Understanding MSP – The Example of Greece
MSP is typically a domestic regulatory tool, designed to regulate and coordinate the potential clash between different uses of a maritime space. Specifically, under EU law, Member States are required to develop MSPs, taking into account numerous criteria relating to activities and uses of the ocean (Articles 4 and 6, EU Directive 2014/89/EU). Thus, Greece’s announcement is part of a broader European obligation in an attempt to promote “[…] the sustainable growth of maritime economies, the sustainable development of marine areas and the sustainable use of marine resources” (Article 1, EU Directive 2014/89/EU).

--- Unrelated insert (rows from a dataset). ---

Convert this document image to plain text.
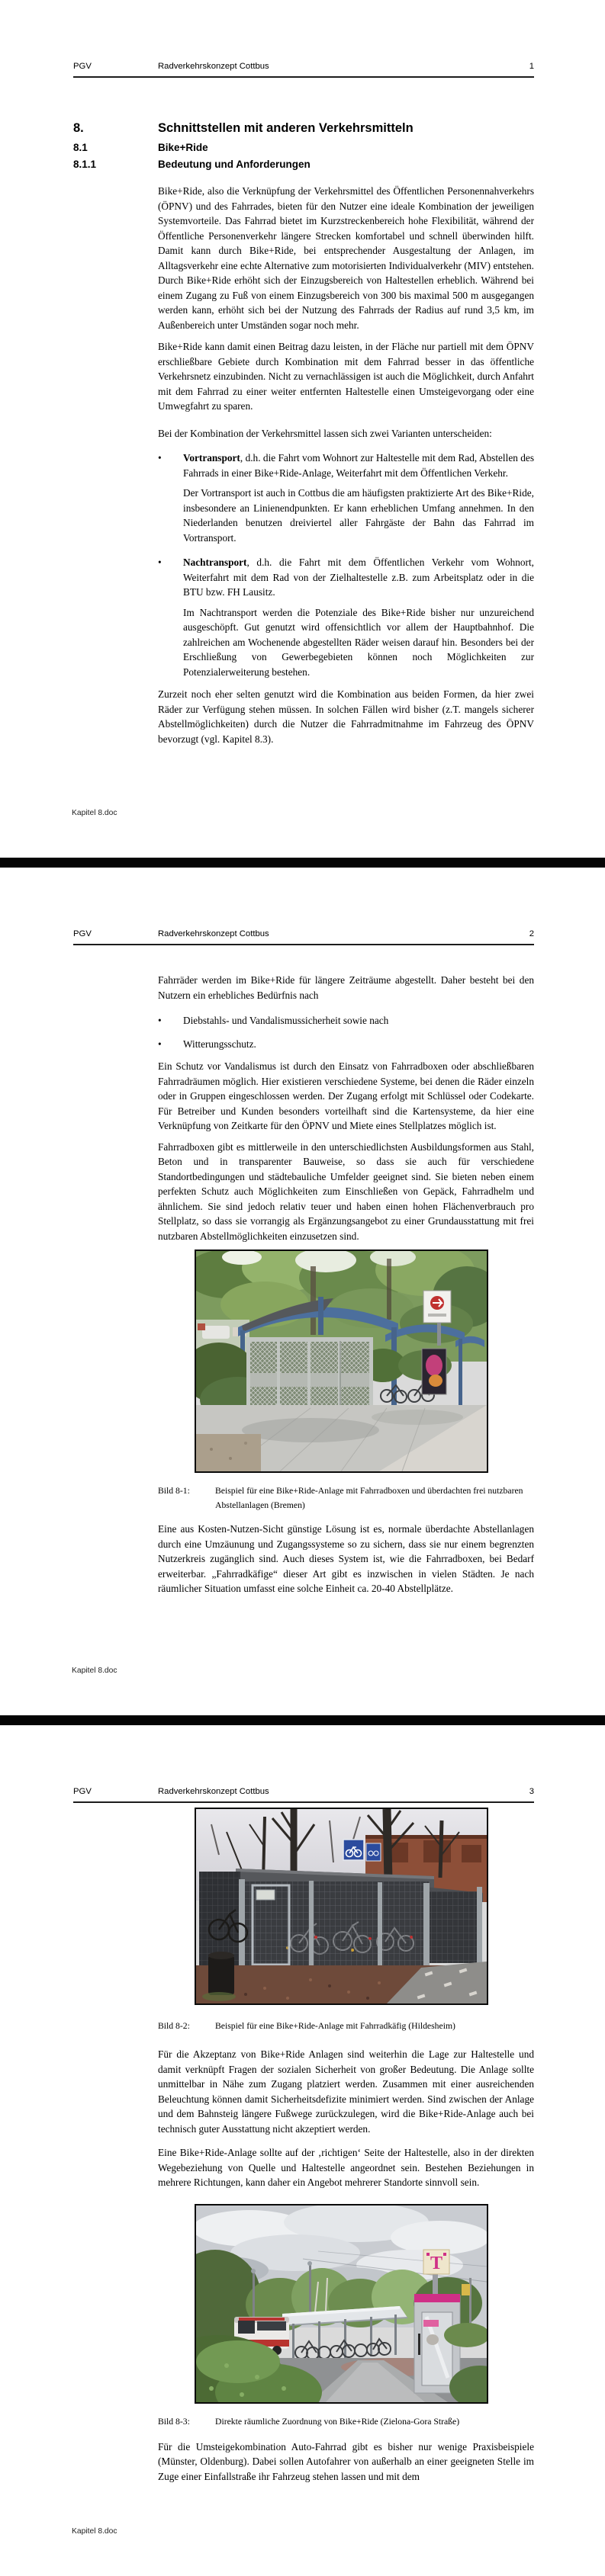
PGV	Radverkehrskonzept Cottbus	1
8.	Schnittstellen mit anderen Verkehrsmitteln
8.1	Bike+Ride
8.1.1	Bedeutung und Anforderungen

Bike+Ride, also die Verknüpfung der Verkehrsmittel des Öffentlichen Personennahverkehrs (ÖPNV) und des Fahrrades, bieten für den Nutzer eine ideale Kombination der jeweiligen Systemvorteile. Das Fahrrad bietet im Kurzstreckenbereich hohe Flexibilität, während der Öffentliche Personenverkehr längere Strecken komfortabel und schnell überwinden hilft. Damit kann durch Bike+Ride, bei entsprechender Ausgestaltung der Anlagen, im Alltagsverkehr eine echte Alternative zum motorisierten Individualverkehr (MIV) entstehen. Durch Bike+Ride erhöht sich der Einzugsbereich von Haltestellen erheblich. Während bei einem Zugang zu Fuß von einem Einzugsbereich von 300 bis maximal 500 m ausgegangen werden kann, erhöht sich bei der Nutzung des Fahrrads der Radius auf rund 3,5 km, im Außenbereich unter Umständen sogar noch mehr.

Bike+Ride kann damit einen Beitrag dazu leisten, in der Fläche nur partiell mit dem ÖPNV erschließbare Gebiete durch Kombination mit dem Fahrrad besser in das öffentliche Verkehrsnetz einzubinden. Nicht zu vernachlässigen ist auch die Möglichkeit, durch Anfahrt mit dem Fahrrad zu einer weiter entfernten Haltestelle einen Umsteigevorgang oder eine Umwegfahrt zu sparen.

Bei der Kombination der Verkehrsmittel lassen sich zwei Varianten unterscheiden:

•	Vortransport, d.h. die Fahrt vom Wohnort zur Haltestelle mit dem Rad, Abstellen des Fahrrads in einer Bike+Ride-Anlage, Weiterfahrt mit dem Öffentlichen Verkehr.

Der Vortransport ist auch in Cottbus die am häufigsten praktizierte Art des Bike+Ride, insbesondere an Linienendpunkten. Er kann erheblichen Umfang annehmen. In den Niederlanden benutzen dreiviertel aller Fahrgäste der Bahn das Fahrrad im Vortransport.

•	Nachtransport, d.h. die Fahrt mit dem Öffentlichen Verkehr vom Wohnort, Weiterfahrt mit dem Rad von der Zielhaltestelle z.B. zum Arbeitsplatz oder in die BTU bzw. FH Lausitz.

Im Nachtransport werden die Potenziale des Bike+Ride bisher nur unzureichend ausgeschöpft. Gut genutzt wird offensichtlich vor allem der Hauptbahnhof. Die zahlreichen am Wochenende abgestellten Räder weisen darauf hin. Besonders bei der Erschließung von Gewerbegebieten können noch Möglichkeiten zur Potenzialerweiterung bestehen.

Zurzeit noch eher selten genutzt wird die Kombination aus beiden Formen, da hier zwei Räder zur Verfügung stehen müssen. In solchen Fällen wird bisher (z.T. mangels sicherer Abstellmöglichkeiten) durch die Nutzer die Fahrradmitnahme im Fahrzeug des ÖPNV bevorzugt (vgl. Kapitel 8.3).

Kapitel 8.doc
PGV	Radverkehrskonzept Cottbus	2

Fahrräder werden im Bike+Ride für längere Zeiträume abgestellt. Daher besteht bei den Nutzern ein erhebliches Bedürfnis nach

•	Diebstahls- und Vandalismussicherheit sowie nach

•	Witterungsschutz.

Ein Schutz vor Vandalismus ist durch den Einsatz von Fahrradboxen oder abschließbaren Fahrradräumen möglich. Hier existieren verschiedene Systeme, bei denen die Räder einzeln oder in Gruppen eingeschlossen werden. Der Zugang erfolgt mit Schlüssel oder Codekarte. Für Betreiber und Kunden besonders vorteilhaft sind die Kartensysteme, da hier eine Verknüpfung von Zeitkarte für den ÖPNV und Miete eines Stellplatzes möglich ist.

Fahrradboxen gibt es mittlerweile in den unterschiedlichsten Ausbildungsformen aus Stahl, Beton und in transparenter Bauweise, so dass sie auch für verschiedene Standortbedingungen und städtebauliche Umfelder geeignet sind. Sie bieten neben einem perfekten Schutz auch Möglichkeiten zum Einschließen von Gepäck, Fahrradhelm und ähnlichem. Sie sind jedoch relativ teuer und haben einen hohen Flächenverbrauch pro Stellplatz, so dass sie vorrangig als Ergänzungsangebot zu einer Grundausstattung mit frei nutzbaren Abstellmöglichkeiten einzusetzen sind.

Bild 8-1:	Beispiel für eine Bike+Ride-Anlage mit Fahrradboxen und überdachten frei nutzbaren Abstellanlagen (Bremen)

Eine aus Kosten-Nutzen-Sicht günstige Lösung ist es, normale überdachte Abstellanlagen durch eine Umzäunung und Zugangssysteme so zu sichern, dass sie nur einem begrenzten Nutzerkreis zugänglich sind. Auch dieses System ist, wie die Fahrradboxen, bei Bedarf erweiterbar. „Fahrradkäfige“ dieser Art gibt es inzwischen in vielen Städten. Je nach räumlicher Situation umfasst eine solche Einheit ca. 20-40 Abstellplätze.

Kapitel 8.doc
PGV	Radverkehrskonzept Cottbus	3
Bild 8-2:	Beispiel für eine Bike+Ride-Anlage mit Fahrradkäfig (Hildesheim)

Für die Akzeptanz von Bike+Ride Anlagen sind weiterhin die Lage zur Haltestelle und damit verknüpft Fragen der sozialen Sicherheit von großer Bedeutung. Die Anlage sollte unmittelbar in Nähe zum Zugang platziert werden. Zusammen mit einer ausreichenden Beleuchtung können damit Sicherheitsdefizite minimiert werden. Sind zwischen der Anlage und dem Bahnsteig längere Fußwege zurückzulegen, wird die Bike+Ride-Anlage auch bei technisch guter Ausstattung nicht akzeptiert werden.

Eine Bike+Ride-Anlage sollte auf der ‚richtigen‘ Seite der Haltestelle, also in der direkten Wegebeziehung von Quelle und Haltestelle angeordnet sein. Bestehen Beziehungen in mehrere Richtungen, kann daher ein Angebot mehrerer Standorte sinnvoll sein.

T
Bild 8-3:	Direkte räumliche Zuordnung von Bike+Ride (Zielona-Gora Straße)

Für die Umsteigekombination Auto-Fahrrad gibt es bisher nur wenige Praxisbeispiele (Münster, Oldenburg). Dabei sollen Autofahrer von außerhalb an einer geeigneten Stelle im Zuge einer Einfallstraße ihr Fahrzeug stehen lassen und mit dem

Kapitel 8.doc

Nevertheless, MSP presumes a certain level of certainty over the maritime zones it regulates. In many EU contexts -such as France’s and Denmark’s maritime plans- this assumption is valid because maritime boundaries have been agreed upon. In contrast, Greece’s maritime zones remain partially undelimited. While some zones are clearly defined, large parts of the Aegean and Eastern Mediterranean remain unresolved due to the absence of delimitation agreements, particularly with Türkiye.
The official map published by Greece illustrates these positions. To ease the understanding for non-Greek speakers, the map reflects: a 12nm territorial sea in the Ionian Sea; a 6nm territorial sea in the Aegean Sea (reserving its right to extend it to 12nm); and Greece’s EEZ agreements with Egypt and Italy (the latter pending into force). While these negotiated agreements are reflected in the map, what is absent are pending maritime boundaries with other States. In these areas, the map adopts a median line reflecting Greece’s interpretation of the extent of its continental shelf, including that of its islands, which are accorded full effect under its legal view. In this way, the MSP may also serve to articulate Greece’s legal interpretation of its maritime entitlements.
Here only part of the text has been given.